DACA Rally

Protesters marched at UA in 2012 to fight higher tuition fees.

PHOENIX — “Dreamers” are here legally and entitled to the same lower tuition as other Arizona residents, an attorney for the state’s largest community college system is arguing.

Mary O’Grady is asking the state Court of Appeals to dismiss a claim by state Attorney General Mark Brnovich that the Maricopa Community College District is violating a voter-approved law that says only legal residents get in-state tuition. She told the judges that the decision by the Obama administration to allow Dreamers — undocumented immigrants brought here as children — to stay and work means they qualify.

While this case involves only the Maricopa system, what the courts ultimately decide will affect the policies of community colleges statewide. And it also will determine the legality of what the Arizona Board of Regents has done in offering in-state tuition to Dreamers at the three state universities.

Central to the fight is a 2006 ballot measure that limits in-state tuition to citizens and legal residents. It also denies waivers of tuition or fees, grants, scholarships, financial aid, tuition assistance “or any other type of financial assistance that is subsidized or paid in whole or in part with state monies” to those who are in the country “without lawful immigration status.”

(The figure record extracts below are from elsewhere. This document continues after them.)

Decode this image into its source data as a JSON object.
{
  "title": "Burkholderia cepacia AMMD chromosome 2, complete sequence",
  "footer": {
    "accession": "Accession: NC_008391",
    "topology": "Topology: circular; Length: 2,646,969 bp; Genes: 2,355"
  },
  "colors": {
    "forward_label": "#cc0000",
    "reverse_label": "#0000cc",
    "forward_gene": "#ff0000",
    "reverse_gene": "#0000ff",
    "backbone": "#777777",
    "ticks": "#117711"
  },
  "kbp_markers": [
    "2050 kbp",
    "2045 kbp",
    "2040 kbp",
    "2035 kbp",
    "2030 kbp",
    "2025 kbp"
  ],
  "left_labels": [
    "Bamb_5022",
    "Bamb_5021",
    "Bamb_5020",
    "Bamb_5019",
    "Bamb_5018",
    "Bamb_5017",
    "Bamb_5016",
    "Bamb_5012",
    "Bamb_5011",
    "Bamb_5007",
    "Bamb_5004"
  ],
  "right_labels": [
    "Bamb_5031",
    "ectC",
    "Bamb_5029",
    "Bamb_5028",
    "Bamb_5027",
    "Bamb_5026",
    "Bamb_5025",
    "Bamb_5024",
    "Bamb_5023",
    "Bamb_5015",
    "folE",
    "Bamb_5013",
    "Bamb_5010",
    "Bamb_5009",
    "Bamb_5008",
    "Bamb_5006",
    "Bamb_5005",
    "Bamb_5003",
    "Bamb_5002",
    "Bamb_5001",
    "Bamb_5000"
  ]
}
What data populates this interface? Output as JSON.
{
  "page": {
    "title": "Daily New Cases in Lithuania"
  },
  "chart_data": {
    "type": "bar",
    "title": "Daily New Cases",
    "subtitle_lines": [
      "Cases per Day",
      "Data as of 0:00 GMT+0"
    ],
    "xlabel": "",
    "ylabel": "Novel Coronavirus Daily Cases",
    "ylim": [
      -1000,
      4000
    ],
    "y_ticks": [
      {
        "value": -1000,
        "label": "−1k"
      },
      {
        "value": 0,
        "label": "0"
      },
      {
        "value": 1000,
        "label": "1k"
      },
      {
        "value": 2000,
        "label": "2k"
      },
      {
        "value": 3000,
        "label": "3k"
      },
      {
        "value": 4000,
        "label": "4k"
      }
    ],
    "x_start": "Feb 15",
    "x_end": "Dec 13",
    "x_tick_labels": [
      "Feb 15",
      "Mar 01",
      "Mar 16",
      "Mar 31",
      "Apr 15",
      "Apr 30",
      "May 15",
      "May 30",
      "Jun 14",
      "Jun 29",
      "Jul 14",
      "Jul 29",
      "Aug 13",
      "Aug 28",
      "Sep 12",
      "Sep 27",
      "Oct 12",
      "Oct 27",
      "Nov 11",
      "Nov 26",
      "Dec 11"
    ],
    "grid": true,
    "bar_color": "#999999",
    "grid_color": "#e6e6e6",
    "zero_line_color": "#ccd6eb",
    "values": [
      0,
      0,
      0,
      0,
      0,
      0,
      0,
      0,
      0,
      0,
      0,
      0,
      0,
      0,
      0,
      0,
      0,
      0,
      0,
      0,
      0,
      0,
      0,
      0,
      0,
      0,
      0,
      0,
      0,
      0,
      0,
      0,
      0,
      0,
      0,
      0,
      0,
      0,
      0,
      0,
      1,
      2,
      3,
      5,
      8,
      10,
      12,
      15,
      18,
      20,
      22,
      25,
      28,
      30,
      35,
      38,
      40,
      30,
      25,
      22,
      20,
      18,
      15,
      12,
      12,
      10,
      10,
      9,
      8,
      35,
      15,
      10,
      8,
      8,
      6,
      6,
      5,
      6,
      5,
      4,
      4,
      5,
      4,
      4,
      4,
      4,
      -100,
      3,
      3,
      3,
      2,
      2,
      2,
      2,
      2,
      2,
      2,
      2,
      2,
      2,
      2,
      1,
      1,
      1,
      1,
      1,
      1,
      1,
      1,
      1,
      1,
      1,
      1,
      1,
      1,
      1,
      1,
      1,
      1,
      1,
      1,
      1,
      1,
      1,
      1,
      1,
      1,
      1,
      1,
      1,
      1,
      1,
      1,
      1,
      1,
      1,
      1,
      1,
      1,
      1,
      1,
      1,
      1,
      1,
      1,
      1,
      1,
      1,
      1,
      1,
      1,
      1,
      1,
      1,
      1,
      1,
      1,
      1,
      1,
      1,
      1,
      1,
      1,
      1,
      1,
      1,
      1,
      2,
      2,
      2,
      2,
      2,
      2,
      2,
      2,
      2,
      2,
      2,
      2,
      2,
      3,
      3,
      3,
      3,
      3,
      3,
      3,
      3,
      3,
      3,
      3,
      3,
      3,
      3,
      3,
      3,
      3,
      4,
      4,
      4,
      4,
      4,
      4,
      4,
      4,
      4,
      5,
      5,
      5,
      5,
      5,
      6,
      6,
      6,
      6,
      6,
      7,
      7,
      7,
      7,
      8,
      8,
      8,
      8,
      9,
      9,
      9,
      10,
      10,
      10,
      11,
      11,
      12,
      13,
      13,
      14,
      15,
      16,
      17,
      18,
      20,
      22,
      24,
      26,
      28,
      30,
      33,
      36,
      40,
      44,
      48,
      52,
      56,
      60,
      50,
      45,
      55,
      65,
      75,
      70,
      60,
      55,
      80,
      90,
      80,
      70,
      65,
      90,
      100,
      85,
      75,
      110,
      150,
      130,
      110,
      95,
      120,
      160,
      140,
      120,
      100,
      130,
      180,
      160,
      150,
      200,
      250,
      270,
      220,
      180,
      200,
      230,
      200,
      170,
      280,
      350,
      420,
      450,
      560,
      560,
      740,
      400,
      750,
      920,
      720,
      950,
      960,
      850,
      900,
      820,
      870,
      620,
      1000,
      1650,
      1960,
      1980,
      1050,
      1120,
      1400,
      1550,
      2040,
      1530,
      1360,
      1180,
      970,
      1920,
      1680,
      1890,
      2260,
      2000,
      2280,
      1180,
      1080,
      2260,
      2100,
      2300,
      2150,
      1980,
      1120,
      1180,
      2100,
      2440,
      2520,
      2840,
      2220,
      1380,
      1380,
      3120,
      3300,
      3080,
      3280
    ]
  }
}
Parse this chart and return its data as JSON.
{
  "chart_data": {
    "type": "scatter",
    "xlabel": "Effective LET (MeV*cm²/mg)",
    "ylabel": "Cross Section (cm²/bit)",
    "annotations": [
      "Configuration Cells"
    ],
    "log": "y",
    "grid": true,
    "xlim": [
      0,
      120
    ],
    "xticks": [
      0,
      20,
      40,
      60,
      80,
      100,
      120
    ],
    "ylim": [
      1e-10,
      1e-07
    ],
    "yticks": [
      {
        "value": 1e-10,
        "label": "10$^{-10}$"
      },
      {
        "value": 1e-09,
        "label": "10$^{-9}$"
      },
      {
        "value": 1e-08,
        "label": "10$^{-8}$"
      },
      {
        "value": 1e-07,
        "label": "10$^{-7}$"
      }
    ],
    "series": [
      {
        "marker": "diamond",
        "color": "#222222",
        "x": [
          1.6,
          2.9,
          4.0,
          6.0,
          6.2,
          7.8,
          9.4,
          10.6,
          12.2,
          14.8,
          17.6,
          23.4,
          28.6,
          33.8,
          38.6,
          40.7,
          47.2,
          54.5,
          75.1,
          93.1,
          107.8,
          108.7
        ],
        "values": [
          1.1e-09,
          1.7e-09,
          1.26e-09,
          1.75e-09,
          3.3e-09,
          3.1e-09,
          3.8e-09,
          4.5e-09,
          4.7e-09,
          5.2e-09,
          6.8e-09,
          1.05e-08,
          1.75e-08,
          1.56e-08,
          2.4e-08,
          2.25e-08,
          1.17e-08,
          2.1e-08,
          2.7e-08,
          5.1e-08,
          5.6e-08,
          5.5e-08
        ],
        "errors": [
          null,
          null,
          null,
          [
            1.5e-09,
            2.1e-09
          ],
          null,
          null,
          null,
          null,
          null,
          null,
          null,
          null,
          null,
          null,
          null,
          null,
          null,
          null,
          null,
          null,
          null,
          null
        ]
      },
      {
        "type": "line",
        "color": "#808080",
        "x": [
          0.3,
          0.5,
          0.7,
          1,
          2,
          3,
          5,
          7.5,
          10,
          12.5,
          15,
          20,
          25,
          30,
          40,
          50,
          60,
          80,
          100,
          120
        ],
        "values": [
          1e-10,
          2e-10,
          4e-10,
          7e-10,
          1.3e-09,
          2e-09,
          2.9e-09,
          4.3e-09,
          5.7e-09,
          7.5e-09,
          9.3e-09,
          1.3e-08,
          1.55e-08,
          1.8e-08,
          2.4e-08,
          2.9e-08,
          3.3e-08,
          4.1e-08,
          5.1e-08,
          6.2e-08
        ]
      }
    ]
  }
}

Despite that, the Maricopa system board decided to grant resident tuition at its 10 colleges, two skill centers and several education centers to Dreamers — those accepted into the Deferred Action for Childhood Arrivals program. Pima Community College in Tucson also grants DACA recipients in-state tuition. That allows people who arrived in this country illegally as children to remain without fear of deportation if they meet other conditions, a process that gets reviewed every two years. They also are issued Employment Authorization Documents allowing them to work legally.

In 2014, Tom Horne, then the state attorney general, filed suit to have the college’s policy voided. He said that DACA, which is simply a policy decision of the administration, does not mean the students are lawfully present, as the 2006 law requires.

A trial judge ruled against the state. And now Brnovich, Horne’s successor, is attempting to get the appellate court to rule otherwise. But O’Grady, in new filings, said the attorney general’s arguments miss several crucial points.

One, she said, is that after the 2006 ballot measure was approved, there was some uncertainty about how state and local agencies and governments should determine who is in the country legally. The result, O’Grady said, was a new law which said an agency may rely on a “United States Citizenship and Immigration Services employment authorization document” as sufficient for “demonstrating lawful presence in the United States.”

DACA recipients get such documents.

O’Grady conceded that DACA does not provide a particular immigration status for those in the program. Nor does it create a path to citizenship. But she quoted federal documents that say a DACA recipient “is not considered to be unlawfully present” and that such a person “is authorized ... to be present in the United States.”

“As a matter of federal law, a DACA recipient is lawfully present,” she told the judges. “And as a matter of Arizona law, MCCCD (the Maricopa district) may rely on an employment authorization document to verify lawful presence.”

And she said that means Arizona did not need a special law to give DACA recipients the lower rate.

O’Grady already has won the first round.

In a ruling last year, Maricopa County Superior Court Judge Arthur Anderson rejected the state’s argument that DACA recipients are ineligible for in-state tuition.

Anderson said the Department of Homeland Security considers DACA recipients to be here legally. And he specifically cited the Employment Authorization Documents permitting them to work, pointing out that state law says these are permissible identification for certain benefits.

“The state cannot establish subcategories of ‘lawful presence,’ picking and choosing when it will consider DACA recipients lawfully present and when it will not,” the judge wrote.

Anderson also pointed out that the 2006 law failed to define the terms “citizen,” “legal resident” and “lawful immigration status.”

But the judge said the way he reads federal law as well as the voter-approved measure, the exclusion from in-state status applies only to those who are not “lawfully present.”

“That’s not up to the state to determine,” he wrote. “Federal law, not state law, determines who is lawfully present in the U.S.”

The amount of money at issue is significant, at least for the individuals involved.

In the Maricopa college system, a student seeking an associate degree would save about $13,800 by being granted in-state status.

DACA recipients at PCC pay the in-state rate of $75.50 per credit hour for basic courses — there are higher fees for some programs — which translates to $4,530 for someone seeking an associate degree.

Nonresident students are charged the basic rate of $352 per credit hour, or $21,120, for the same degree.